Friday, August 1, 2014

Reading Hyperobjects 7: Objectification and Objects

Note: I’m counting my 3QD piece as #5 and my introduction to that as #6.
Let’s begin obliquely, with something I’ve come to think of as Hartman’s Line. Hartman is Geoffry Hartman, one of the (in)famous Yale Mafia, the dons of deconstruction back in the last quarter of the previous century, and the line is the one he draws between reading and semiotics/structuralism in this passage, among others, from The Fate of Reading (p. 271):
I wonder, finally, whether the very concept of reading is not in jeopardy. Pedagogically, of course, we still respond to those who call for improved reading skills; but to describe most semiological or structural analyses of poetry as a ”reading” extends the term almost beyond recognition.
Jonathan Culler had the same line in Structuralist Poetics (1975) when he asserted that linguistics is not hermeneutic.

That line, I submit, was about objectification. Linguistics objectifies language; structuralism and semiotics, at least in their more technical incarnations, objectify poetry. Objectification gets in the way of reading, of interpretation.

But what’s this have to do with hyperbojects?

Hold on. I’m getting there. Have a little patience.

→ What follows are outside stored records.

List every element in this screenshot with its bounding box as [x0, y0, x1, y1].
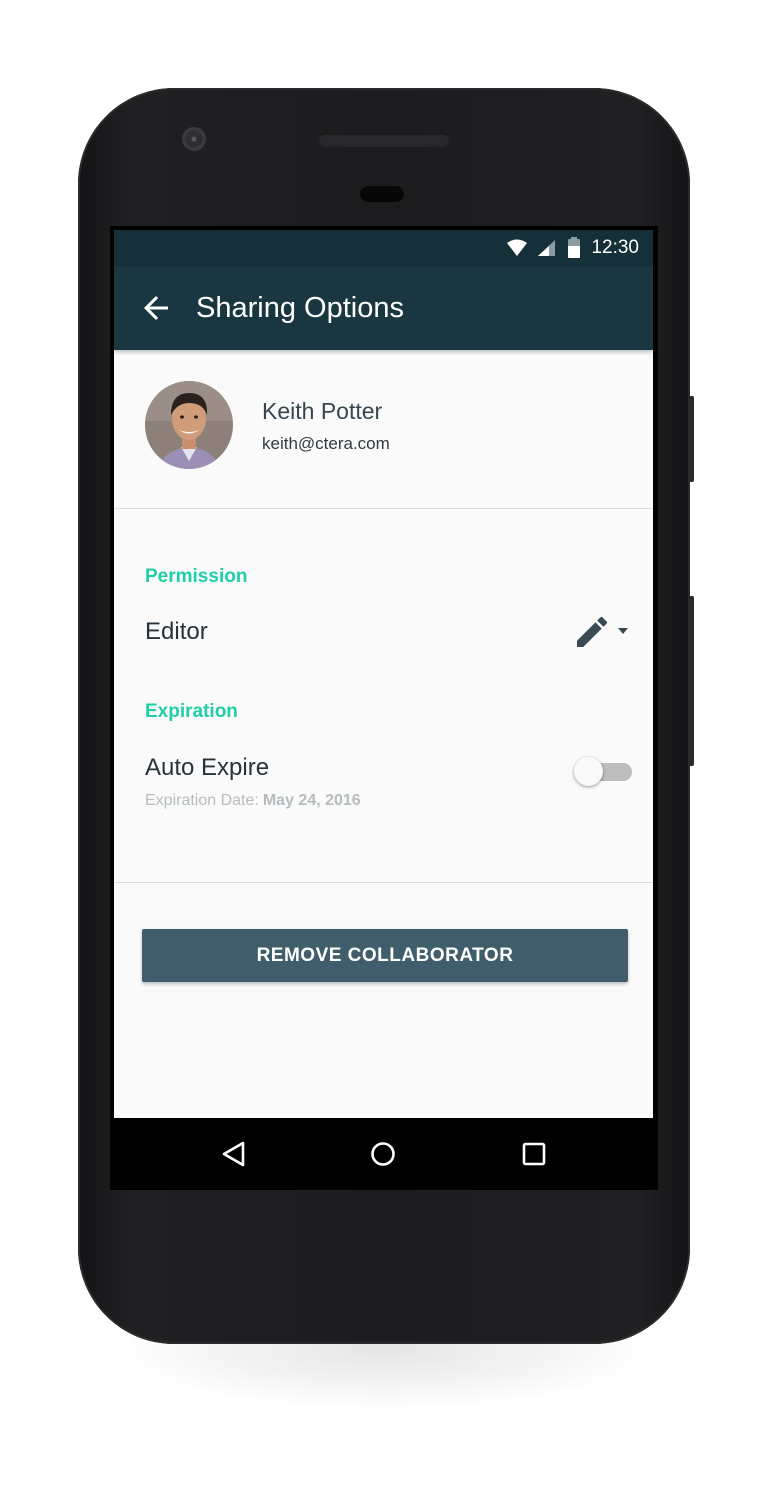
nav-home-button[interactable]: [361, 1134, 405, 1174]
caret-down-icon: [618, 628, 628, 634]
system-nav-bar: [110, 1118, 658, 1190]
nav-recents-button[interactable]: [512, 1134, 556, 1174]
expiration-section-label: Expiration: [145, 701, 238, 722]
permission-dropdown[interactable]: [572, 612, 634, 652]
toggle-knob: [574, 757, 603, 786]
permission-section-label: Permission: [145, 566, 248, 587]
expiration-date-value: May 24, 2016: [262, 792, 361, 809]
status-icons: 12:30: [507, 230, 639, 266]
wifi-icon: [507, 239, 528, 256]
auto-expire-toggle[interactable]: [574, 756, 634, 786]
app-bar: Sharing Options: [114, 266, 653, 350]
back-button[interactable]: [138, 290, 174, 326]
page-title: Sharing Options: [196, 292, 404, 324]
app-screen: 12:30 Sharing Options Keith Potter keith…: [114, 230, 653, 1118]
pencil-icon: [577, 616, 608, 647]
avatar-image: [145, 381, 233, 469]
collaborator-profile: Keith Potter keith@ctera.com: [114, 350, 653, 508]
recents-square-icon: [522, 1142, 546, 1166]
battery-icon: [568, 237, 581, 258]
divider: [114, 508, 653, 509]
expiration-date-label: Expiration Date:: [145, 792, 259, 809]
collaborator-email: keith@ctera.com: [262, 434, 390, 453]
collaborator-name: Keith Potter: [262, 398, 383, 424]
home-circle-icon: [371, 1142, 395, 1166]
remove-collaborator-button[interactable]: REMOVE COLLABORATOR: [142, 929, 628, 982]
front-camera: [182, 127, 206, 151]
cell-signal-icon: [538, 240, 556, 256]
divider: [114, 882, 653, 883]
expiration-date: Expiration Date: May 24, 2016: [145, 792, 361, 810]
power-button: [689, 396, 694, 482]
permission-value: Editor: [145, 618, 208, 645]
status-time: 12:30: [591, 237, 639, 258]
earpiece-speaker: [318, 133, 450, 147]
arrow-back-icon: [144, 296, 168, 320]
auto-expire-label: Auto Expire: [145, 754, 270, 781]
proximity-sensor: [360, 186, 404, 202]
nav-back-button[interactable]: [212, 1134, 256, 1174]
volume-button: [689, 596, 694, 766]
status-bar: 12:30: [114, 230, 653, 266]
avatar: [145, 381, 233, 469]
back-triangle-icon: [222, 1141, 245, 1167]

By the time Hartman and Culler had made those statements, I’d already passed over to the dark side. I’d pretty much decided that the objectification of literary texts was the way to go, a story I’ve told in this post about my early encounter with Lévi-Strauss and “Kubla Khan.” Culler himself didn’t return to structuralism nor did the profession show any further interest in linguistics and structuralism. The profession had, in effect, rejected objectification.

And that left me stranded, pursuing objective knowledge while my one-time colleagues critiqued everything in sight. When I first encountered object-oriented ontology I was hoping that perhaps I could use it as philosophical support, or at least as ideological camouflage, for my own work. It didn’t take me long to figure out that that wasn’t very likely, but by then I was hooked.

And that brings us back to Morton and hyperobjects. For Hartman’s Line is just a special case of the more general line that phenomenology and its offshoots and critiques has drawn between thought and the world. The object oriented ontologists don’t cross that line either.

Let us turn to Hyperobjects, p. 20:
Yet my turning of the key in the ignition is intimately related to philosophical and ideological decisions stemming from the mathematization of knowing and the view of space and time as flat, universal containers (Descartes, Newton).
The mathematization of knowing involves objectification. A bit later (p. 21):
In part 1, “What Are Hyperobjects?,” I explore the scope and depth of the quake in being from the viewpoint of “objective” description, trying to evoke the objectness of hyperobjects, which consists of primordially in their being prior to thinking.
Notice the scare quotes around “objective.” Why?

Of course it is in this first part of the book that Morton calls on science, and science is conducted on the Other side of Hartman’s Line, on the side of objectification. Science is about a mathematicized world, though, as Morton knows, not all the mathematics is that of space and time as containers. That’s the classical world, which does include the statistical chaos of the climate system, but it’s not the world of relativity and quantum mechanics.

Later in the book, in part 2. “The Time of Hyperobjects” Morton says this (p. 100): “World as the background of events is an objectification of a hyperobject...” And then a bit deeper into it (p. 136):
It isn’t that hyperobjects are special beings, like an angel or a demon or a god, sent to slap my objectification of reality upside the head by hurtling me into contact with a transcendental beyond. Far from it. Hyperobjects are real things, really existing, in this physical realm.
How does “objectification” function there? It is through large-scale objectification that Morton, and everyone else, knows about global warming. So we’ve got objectification going upside its own head. Contradiction in Morton’s thought? Or only yin-yang?

On 149 Morton mixes it up with subjects and objects:
We humans are objects. The thing called a “subject” is an object. Sentient beings are objects. Notice that “object” here doesn’t mean something that is automatically apprehended by a subject. There are all kinds of objects that so-called subjects don’t apprehend...For millions of years oil oozed around deep under the ocean. All kinds of objects apprehended it, of course. When we are conscious of something, we are on a continuum with rock strata and plankton that apprehend oil in their own way.
I leave you with one last passge (p. 176):
Object does not mean objectified. Rather it means totally incapable of objectification. It’s clear that we only ever see footprints of objects. But in some sense we only see footprints of pencils, penguins, and plastic explosive.
I suppose that if we take those various “footprints” – whether of pencils, penguins, or pontiffs – for reality, then we’re objectifying them. But as long as we don’t mistake the map for the territory – a metaphor that Morton invoked at one point – I suppose we’re OK.

I suppose.

As for poetry, meaning cannot be objectified. Nor did I ever intend to do so. It’s only form that I was, and still am, chasing.